Re: Can you better this spec for 3D/Video work?
Quote:
Originally Posted by
CAT-THE-FIFTH
Supposedly despite the locked multiplier the 95W version of the Phenom II X6 1055T is meant to be quite decent for overclocking and may need less voltage too. However,the unlocked multiplier of the Phenom II 1075Twill make it easier to overclock.

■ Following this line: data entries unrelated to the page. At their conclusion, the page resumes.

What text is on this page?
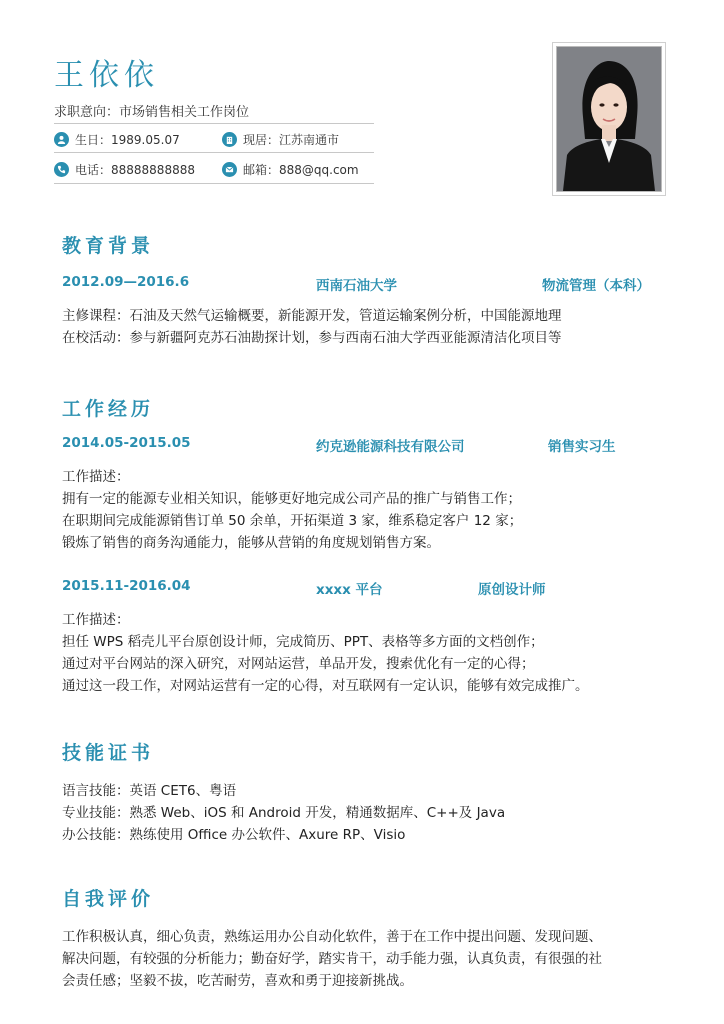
王依依
求职意向：市场销售相关工作岗位
生日：1989.05.07	现居：江苏南通市
电话：88888888888	邮箱：888@qq.com
教育背景
2012.09—2016.6	西南石油大学	物流管理（本科）
主修课程：石油及天然气运输概要，新能源开发，管道运输案例分析，中国能源地理
在校活动：参与新疆阿克苏石油勘探计划，参与西南石油大学西亚能源清洁化项目等
工作经历
2014.05-2015.05	约克逊能源科技有限公司	销售实习生
工作描述：
拥有一定的能源专业相关知识，能够更好地完成公司产品的推广与销售工作；
在职期间完成能源销售订单 50 余单，开拓渠道 3 家，维系稳定客户 12 家；
锻炼了销售的商务沟通能力，能够从营销的角度规划销售方案。
2015.11-2016.04	xxxx 平台	原创设计师
工作描述：
担任 WPS 稻壳儿平台原创设计师，完成简历、PPT、表格等多方面的文档创作；
通过对平台网站的深入研究，对网站运营，单品开发，搜索优化有一定的心得；
通过这一段工作，对网站运营有一定的心得，对互联网有一定认识，能够有效完成推广。
技能证书
语言技能：英语 CET6、粤语
专业技能：熟悉 Web、iOS 和 Android 开发，精通数据库、C++及 Java
办公技能：熟练使用 Office 办公软件、Axure RP、Visio
自我评价
工作积极认真，细心负责，熟练运用办公自动化软件，善于在工作中提出问题、发现问题、
解决问题，有较强的分析能力；勤奋好学，踏实肯干，动手能力强，认真负责，有很强的社
会责任感；坚毅不拔，吃苦耐劳，喜欢和勇于迎接新挑战。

However,the 890GX based motherboard I listed is supposed to be decent for overclocking though.
I do agree with scaryjim aout getting 2X4GB even if it is slightly more expensive as it means you could have up to 16GB of RAM.
If you need more video RAM perhaps you should look at the GTX480:
http://www.ebuyer.com/product/202257
This uses the GF100 GPU.
There is also the GTX580:
http://www.ebuyer.com/product/246903
This uses the GF110 GPU. It has more shaders and high clockspeeds than a GTX480 and reduced power consumption.

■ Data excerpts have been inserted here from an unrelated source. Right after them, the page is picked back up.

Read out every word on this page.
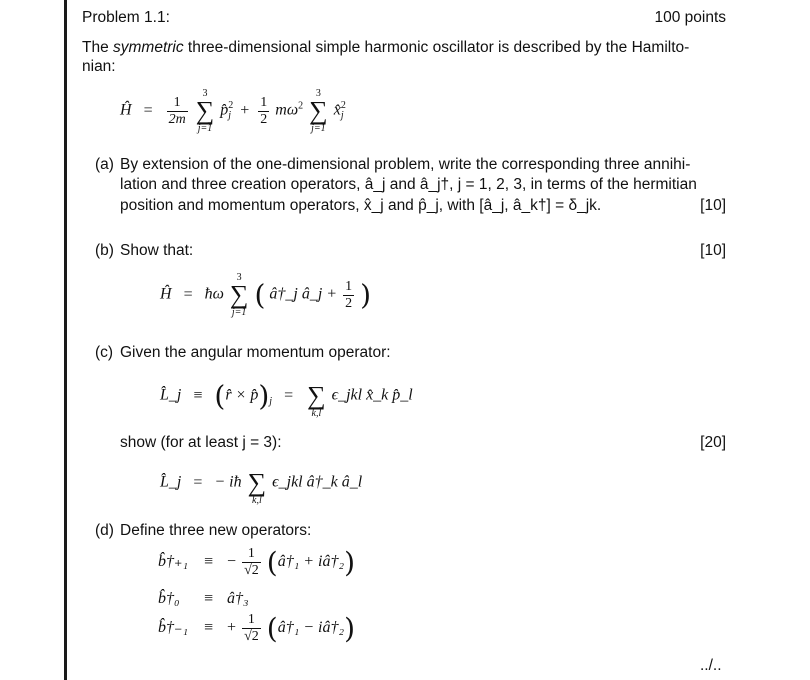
Problem 1.1:	100 points
The symmetric three-dimensional simple harmonic oscillator is described by the Hamilto-
nian:
Ĥ = $\frac{1}{2m}$

3
∑
j=1
p̂ 2
$j + \frac{1}{2} m\omega^2$
3
∑
j=1
x̂ 2
j
(a) By extension of the one-dimensional problem, write the corresponding three annihi-
lation and three creation operators, â_j and â_j†, j = 1, 2, 3, in terms of the hermitian
position and momentum operators, x̂_j and p̂_j, with [â_j, â_k†] = δ_jk.	[10]
(b) Show that:	[10]
Ĥ = ħω
3
∑
j=1
( â†_j â_j + $\frac{1}{2}$ )
(c) Given the angular momentum operator:
L̂_j ≡ (r̂ × $p̂)_j$ =
∑
k,l
ϵ_jkl x̂_k p̂_l
show (for at least j = 3):	[20]
L̂_j = − iħ
∑
k,l
ϵ_jkl â†_k â_l
(d) Define three new operators:
b̂†₊₁ ≡ − $\frac{1}{√2}$ (â†₁ + iâ†₂)
b̂†₀ ≡ â†₃
b̂†₋₁ ≡ + $\frac{1}{√2}$ (â†₁ − iâ†₂)
../..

It looks like the GTX580 should be faster than GTX480 in GPGPU tasks:
http://www.anandtech.com/show/4008/n...orce-gtx-580/2
However,it seems that there maybe issues with 3DS Max with the GTX400 series GPUs:
http://en.wikipedia.org/wiki/GeForce_400_Series
I would read the links in the article.
TBH,it maybe also worth looking at a Quadro card as these have more video RAM.

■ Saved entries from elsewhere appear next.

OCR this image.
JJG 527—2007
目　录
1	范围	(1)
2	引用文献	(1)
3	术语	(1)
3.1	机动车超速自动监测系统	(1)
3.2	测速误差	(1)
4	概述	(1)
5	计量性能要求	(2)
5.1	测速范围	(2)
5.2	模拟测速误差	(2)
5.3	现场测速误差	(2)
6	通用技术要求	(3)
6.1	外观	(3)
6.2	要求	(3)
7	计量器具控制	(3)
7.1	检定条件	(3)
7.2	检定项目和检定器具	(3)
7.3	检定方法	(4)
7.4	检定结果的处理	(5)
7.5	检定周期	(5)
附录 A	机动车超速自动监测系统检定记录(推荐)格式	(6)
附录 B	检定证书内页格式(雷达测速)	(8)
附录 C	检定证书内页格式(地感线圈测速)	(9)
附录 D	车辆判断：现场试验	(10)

The Quadro 4000 has 2GB of video RAM but only 256 stream processors and costs around £700 to £800.
Quadro would be nice but that's pretty expensive don't think we'd be able to get away with that! Also seems its OpenGL issues with 3DS MAX .... will be running in DirectX mode so should be fine.
Re: Can you better this spec for 3D/Video work?
Quote:
Originally Posted by
dbh
We'll have a large network for storage so not worried too much about the hdd mainly the cpu, mobo and graphics card choices I need specced.
I still recommend fast local hard disk such as RAID 0. As already mentioned by cat-the-fifth, 3D can generate huge files.
Re: Can you better this spec for 3D/Video work?
Quote:
Originally Posted by
blueball
I still recommend fast local hard disk such as RAID 0. As already mentioned by cat-the-fifth, 3D can generate huge files.
Yep yep I've mentioned it to the tech guy now. He said he's happy to order those parts so thanks everyone for the suggestions only thing now is seeing if department heads approve it depending on what budget we got kicking about here's hoping!
Re: Can you better this spec for 3D/Video work?
Speaking to a friend of mine who is in the industry, he says that viewport speed is what all the fuss is about.
The quadro/firegl viewport speeds are insane compared to the gaming cards.......we are talking 2 generation old WS card gigantically out-performing todays flagship gaming cards.
It all depends on whether thats a dealbreaker. If it is, you have a couple of options.
1. Use 2 cards, an old 8x00GT/GTX/GTS flashed to the relevant FX bios (or even an old WS card you have lying around), plus a newer 4xx card for CUDA and live rendering.
2. There are reports of GTX275 being flashed to FX4800. Might be worth a try and that could potentially cover both aspects in one.